When the Santores traveled, a few things always accompanied them: candles and two Champagne glasses wrapped in a towel. The candles were store-bought; the glasses were a relic. They were the same glasses John A. Santore and Frances Scarselli used to drink to their happiness the night he asked her to marry him. Mr. Santore asked the waiter if he could keep them.

Both the candles and the glasses were necessary tools for Mr. Santore, a firefighter with Ladder Company 5 on Staten Island, the father of two girls, 20 and 13, and a romantic.

"He would set the table with the candles and the flowers and the wine and then cook for us," Mrs. Santore said. "We are three girls in the home, so he would always spoil us."

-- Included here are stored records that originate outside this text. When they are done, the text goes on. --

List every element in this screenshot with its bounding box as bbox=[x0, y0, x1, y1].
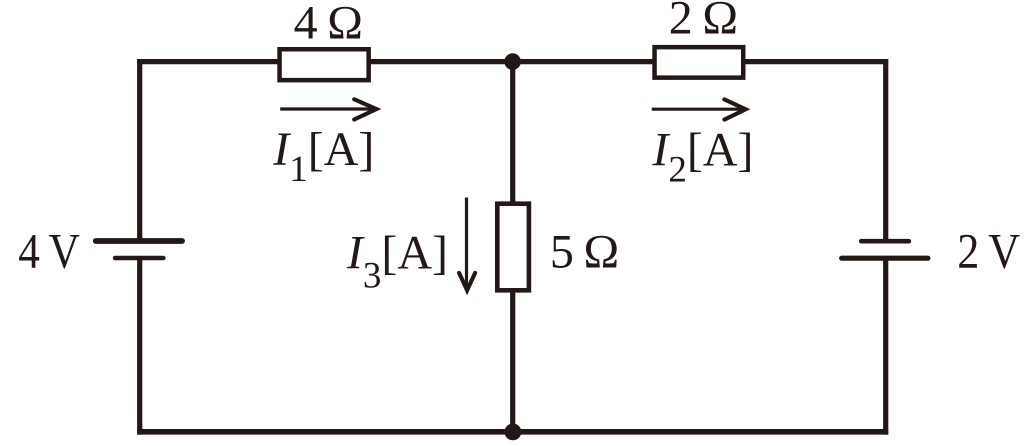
resistor R1 4ohm box bbox=[280, 49, 369, 80]
wire right vertical upper bbox=[883, 59, 888, 241]
arrow I2 current direction bbox=[652, 99, 746, 119]
node bottom junction dot bbox=[505, 424, 522, 441]
wire left vertical upper bbox=[137, 59, 142, 241]
svg-text:4 V: 4 V bbox=[18, 223, 80, 279]
wire left vertical lower bbox=[137, 258, 142, 435]
label 2 V bbox=[957, 224, 1020, 279]
svg-text:2 Ω: 2 Ω bbox=[669, 0, 738, 45]
svg-text:2 V: 2 V bbox=[957, 224, 1020, 279]
battery V2 long plate bbox=[842, 256, 928, 261]
wire top horizontal bbox=[137, 59, 888, 64]
resistor R3 5ohm box vertical bbox=[497, 204, 529, 291]
wire middle vertical bbox=[510, 62, 515, 432]
battery V1 short plate bbox=[115, 256, 163, 261]
wire right vertical lower bbox=[883, 258, 888, 434]
resistor R2 2ohm box bbox=[655, 47, 744, 78]
battery V2 short plate bbox=[861, 239, 909, 244]
svg-text:5 Ω: 5 Ω bbox=[550, 226, 619, 279]
wire bottom horizontal bbox=[137, 429, 888, 435]
node top junction dot bbox=[504, 53, 521, 70]
arrow I1 current direction bbox=[280, 99, 376, 119]
svg-text:4 Ω: 4 Ω bbox=[294, 0, 363, 49]
label 4 V bbox=[18, 223, 80, 279]
battery V1 long plate bbox=[96, 238, 182, 244]
arrow I3 current direction bbox=[459, 198, 475, 291]
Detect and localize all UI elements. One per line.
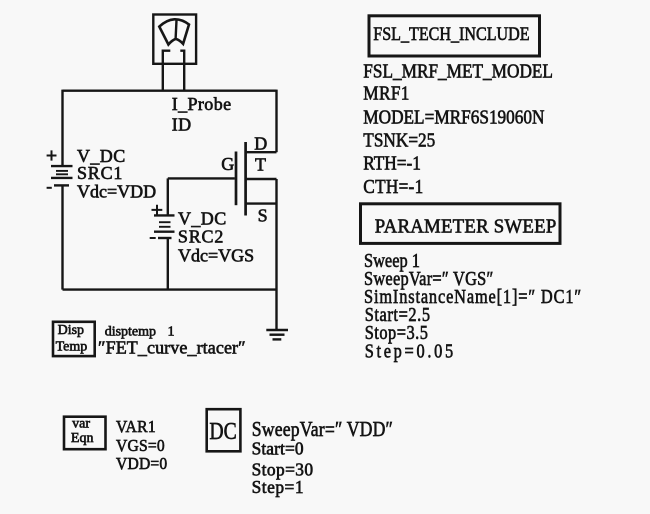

On weekend mornings, Mr. Santore would run to a deli to buy coffee and croissants for the family so they would not have to cook. During the week, he would often surprise his wife with a bunch of wildflowers.

When someone mentioned the need for a maritime museum on Staten Island to honor John Noble, a famed local artist, Mr. Santore, 49, formed what he called the Noble Crew to build it, his wife said.

"He was wonderful with his hands," she said. `There was nothing he couldn't do."

Profile published in THE NEW YORK TIMES on November 15, 2001.